At least if I’m here, working for this company, I can do my best to minimize our impact. 

The day goes by and I finish the application, with all the extra controls.  I send it over to Barry and use my crutches to walk over to his desk. 

“That application is done now, so I’ll send it through whenever you’ve approved it.”

“Just send it, Maddy.  I’ve worked with you long enough to trust your work.”

My chest squeezes as I think of all the additions I’ve made.  It’s a drop in the bucket for the company, but it still feels wrong to deceive Barry.  I hobble back to my desk and send the application through to submit it.  I let out a big sigh and lean back in my chair.

My head is a mess.  I don’t know what the right thing to do is.  I’m still working for this construction company, so I’m still complicit in the destruction of the forest.  Now I’m not doing my job well, because I’m costing my own company thousands in extra environmental controls. 

Maybe I should just quit.  If I quit, then someone else will take over and at least I won’t have it on my conscience.  Just as the thought crosses my mind, a text comes through on my phone.  It’s Aiden, and I unlock my phone to see a photo of the mountains from the viewpoint where he took me the first day.

I stare at the photo and my heart squeezes in my chest.  If I quit, then I have to go back to New York.  There’s nothing for me here, but I’m not yet ready to leave Aiden.  I feel drawn to him in a way that I’ve never felt drawn to a man before.

If I quit, I’m being true to myself but I’m giving up my chance to be with this complex, understanding, gentle, strong, beautiful man.  I’ll be leaving right as we’re starting to get to know each other. 

I send a quick text back, asking to meet him tonight. I can’t imagine sleeping on my own again, not after spending the weekend in his arms.
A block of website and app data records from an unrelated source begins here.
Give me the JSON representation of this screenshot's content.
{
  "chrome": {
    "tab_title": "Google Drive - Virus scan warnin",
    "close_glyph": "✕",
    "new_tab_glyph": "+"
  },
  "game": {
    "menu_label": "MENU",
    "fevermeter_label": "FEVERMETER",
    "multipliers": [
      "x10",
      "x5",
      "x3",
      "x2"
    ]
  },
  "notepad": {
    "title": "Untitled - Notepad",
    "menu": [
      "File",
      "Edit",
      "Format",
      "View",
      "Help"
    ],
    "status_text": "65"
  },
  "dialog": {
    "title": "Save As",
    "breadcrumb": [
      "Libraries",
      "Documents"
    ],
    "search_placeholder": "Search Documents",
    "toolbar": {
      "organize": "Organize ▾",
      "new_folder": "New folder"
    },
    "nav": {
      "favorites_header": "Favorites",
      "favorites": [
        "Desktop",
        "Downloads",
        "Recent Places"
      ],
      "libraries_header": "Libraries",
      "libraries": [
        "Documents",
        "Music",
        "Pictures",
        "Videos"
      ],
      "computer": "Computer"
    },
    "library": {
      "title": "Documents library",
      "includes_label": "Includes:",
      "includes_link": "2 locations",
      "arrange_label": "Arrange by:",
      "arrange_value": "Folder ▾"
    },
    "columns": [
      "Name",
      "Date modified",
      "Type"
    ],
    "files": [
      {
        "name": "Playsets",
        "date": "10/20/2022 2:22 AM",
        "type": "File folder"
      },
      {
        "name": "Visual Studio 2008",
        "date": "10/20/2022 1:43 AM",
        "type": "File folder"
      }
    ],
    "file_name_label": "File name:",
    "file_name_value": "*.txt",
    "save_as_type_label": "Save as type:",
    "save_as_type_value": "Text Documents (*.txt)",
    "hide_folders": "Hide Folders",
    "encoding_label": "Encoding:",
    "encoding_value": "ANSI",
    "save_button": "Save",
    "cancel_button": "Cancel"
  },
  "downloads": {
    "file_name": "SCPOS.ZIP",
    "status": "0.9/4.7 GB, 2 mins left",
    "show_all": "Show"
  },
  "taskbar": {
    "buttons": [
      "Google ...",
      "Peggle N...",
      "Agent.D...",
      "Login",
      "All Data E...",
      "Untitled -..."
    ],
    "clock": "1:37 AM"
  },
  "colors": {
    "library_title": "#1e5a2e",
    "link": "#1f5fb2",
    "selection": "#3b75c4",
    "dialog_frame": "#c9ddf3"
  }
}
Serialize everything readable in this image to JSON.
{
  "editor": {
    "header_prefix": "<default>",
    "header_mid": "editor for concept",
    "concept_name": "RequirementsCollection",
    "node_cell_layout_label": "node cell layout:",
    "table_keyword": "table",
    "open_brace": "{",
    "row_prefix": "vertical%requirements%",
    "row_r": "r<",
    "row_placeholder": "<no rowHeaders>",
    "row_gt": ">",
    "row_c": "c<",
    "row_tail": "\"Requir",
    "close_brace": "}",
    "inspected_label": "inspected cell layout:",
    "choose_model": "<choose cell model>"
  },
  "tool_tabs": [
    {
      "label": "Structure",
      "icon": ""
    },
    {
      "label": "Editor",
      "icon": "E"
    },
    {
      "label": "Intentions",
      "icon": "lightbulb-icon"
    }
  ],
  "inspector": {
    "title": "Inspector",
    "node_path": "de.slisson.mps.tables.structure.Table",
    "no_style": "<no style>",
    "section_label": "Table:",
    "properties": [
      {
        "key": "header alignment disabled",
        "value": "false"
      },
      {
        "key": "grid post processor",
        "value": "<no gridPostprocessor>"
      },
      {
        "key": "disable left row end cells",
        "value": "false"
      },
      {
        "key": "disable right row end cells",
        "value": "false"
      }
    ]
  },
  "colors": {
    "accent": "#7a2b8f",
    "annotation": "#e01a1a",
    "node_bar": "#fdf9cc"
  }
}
When I got back to the hotel this morning, Karen McCoy gave me a loaded look.  I know if I’m away for more than a few nights she’ll start asking questions, but right now I can’t be bothered to care. 

I want to see Aiden.  With my career being such a head wreck, the construction of the hotel being so conflicting, and with my dad being sick, Aiden is the only thing that feels right anymore.  When I’m with him, it feels like things might work out. 

My shoulders relax and a smile drifts across my face when he answers my text.

 

Obviously I want to meet up tonight.  Pick you up at the hotel at 7.

 

My heart jumps in my chest and I smile a bit wider.  Even with everything else falling to pieces around me, Aiden is my anchor in the storm.  I know that he’s a good person, and maybe if I spend time with him I’ll figure out how to make sense of everything.